Entre pilar el maíz, moler el café, instruir al batallón de mujeres que siempre estaban en la casa, organizar las cosechas y negociar las ventas en los mercados, tanto de los frutos de la tierra como de las obras de las tías tejedoras, pintoras, alfareras, que hablaban varios idiomas, que escribían poemas en las páginas literarias de la prensa modernista, Mamamena cuidaba a sus nietos, pues la madre de ellos había muerto de parto un 17 de diciembre, efemérides de la patria.
Por la tarde, se reunían las amigas en el porche, a comer almidoncitos y tomar chocolate o avena.
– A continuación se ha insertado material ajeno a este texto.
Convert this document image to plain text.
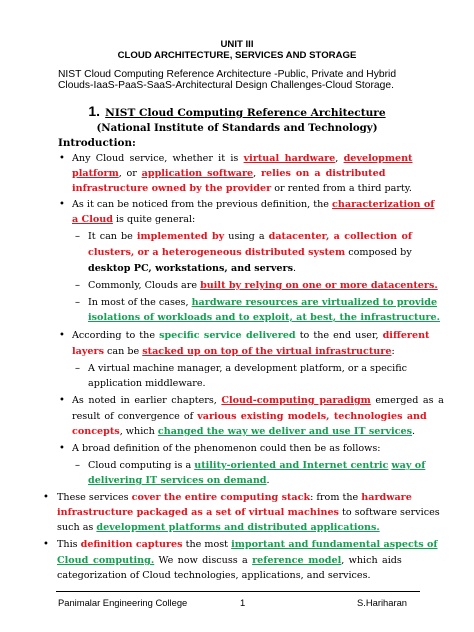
UNIT III
CLOUD ARCHITECTURE, SERVICES AND STORAGE
NIST Cloud Computing Reference Architecture -Public, Private and Hybrid
Clouds-IaaS-PaaS-SaaS-Architectural Design Challenges-Cloud Storage.
1. NIST Cloud Computing Reference Architecture
(National Institute of Standards and Technology)
Introduction:
• Any Cloud service, whether it is virtual hardware, development
platform, or application software, relies on a distributed
infrastructure owned by the provider or rented from a third party.
• As it can be noticed from the previous definition, the characterization of
a Cloud is quite general:
– It can be implemented by using a datacenter, a collection of
clusters, or a heterogeneous distributed system composed by
desktop PC, workstations, and servers.
– Commonly, Clouds are built by relying on one or more datacenters.
– In most of the cases, hardware resources are virtualized to provide
isolations of workloads and to exploit, at best, the infrastructure.
• According to the specific service delivered to the end user, different
layers can be stacked up on top of the virtual infrastructure:
– A virtual machine manager, a development platform, or a specific
application middleware.
• As noted in earlier chapters, Cloud-computing paradigm emerged as a
result of convergence of various existing models, technologies and
concepts, which changed the way we deliver and use IT services.
• A broad definition of the phenomenon could then be as follows:
– Cloud computing is a utility-oriented and Internet centric way of
delivering IT services on demand.
• These services cover the entire computing stack: from the hardware
infrastructure packaged as a set of virtual machines to software services
such as development platforms and distributed applications.
• This definition captures the most important and fundamental aspects of
Cloud computing. We now discuss a reference model, which aids
categorization of Cloud technologies, applications, and services.
Panimalar Engineering College	1	S.Hariharan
Y así, como quien no quiere la cosa, entre merienda y merienda, estas mujeres no daban tregua y se dedicaban en todo momento a desafiar la autoridad; en particular, la autoridad de unos hombres acostumbrados a resolver las cosas a sangre y fuego.
—Vamos a ver si organizamos la Primera Comunión de los muchachos —dijo Mamamena—, aprovechando que los hombres andan por el monte.
—Sí, mija —sentenció Úrsula— como ellos ahora y que son liberales, no quieren nada con los curas y andan diciendo insolencias de la iglesia.
—Bueno, pero que sea rápido —intervino la señora a quien llamaban“mi Madrina La Grande”—, suficiente problema tenemos cuando regresen y vean que Remedios está embarazada, cómo les vamos a decir…
Todas callaron y se quedaron cavilando alguna idea de mentira —lo que ahora se llamaría fakenews—, mientras Remedios, la más bonita, la de pisada leve pues siempre andaba de puntillas, se metió corriendo a la casa de La Grande para evitar otra vez el mismo interrogatorio sobre el Coronel que andaba por allí de paso con su tropa y le dejó ese recuerdito.
Al final no tuvieron necesidad de decir nada. Los hombres regresaron, se dieron cuenta de que la niña linda no era la misma de antes y sin mediar palabra salió Giménez a buscar al Coronel por esos pueblos de Dios. Vino a encontrarlo en Escuque y a punta de fusil lo invitó a volver y casarse con Remedios.
Quizás hubo algo de drama en todo esto, pero no demasiado. Era un siglo de hombres en guerra y mujeres solas durante largas y pesarosas jornadas, apoyadas unas en otras para echar hacia adelante un país vuelto trizas. Seguro que en todos los árboles genealógicos de estas tierras, donde los hombres iban de un lado a otro con la marcha de las tropas, las mujeres dieron continuidad a los apellidos que se enseñorean; en estas tierras de “nulidades engreídas y reputaciones consagradas”, como las llamó Romerogarcía.
Por su parte, los niños hicieron la Primera Comunión y fueron instruidos en las grandes empresas de la historia sagrada. La familia siguió siendo muy católica hasta el sol de hoy, todos devotos de la Santísima Virgen María, y aunque aquí también hubo matrimonios de primos, gracias a esa devoción nadie nació con rabo de cochino. Tampoco llovió por esos años, a pesar del pesado clima político que suele suceder cada fin de siglo. Después sí llovió durante varios días, y el río creció tanto que arrasó con la casa grande y azul de Mamamena, convirtiéndola en ruinas, pero a estas alturas ya no importaba, porque años antes la familia se había cansado de Macondo y se había mudado a la gran ciudad, por razones propias de la modernidad.
Mamamena no conoció la ciudad ni el humo espeso del floreciente sector industrial, pues para la época de la mudanza ya había muerto en el pueblo, al igual que muchas de sus amigas hacedoras de país. Decía la tía Angélica que en sus últimos días Doña Filomena seguía preparando sus tostadas con suero y cochino frito, que a solas reía a carcajadas acordándose de sus inventos, y que hablaba bien de todo el mundo.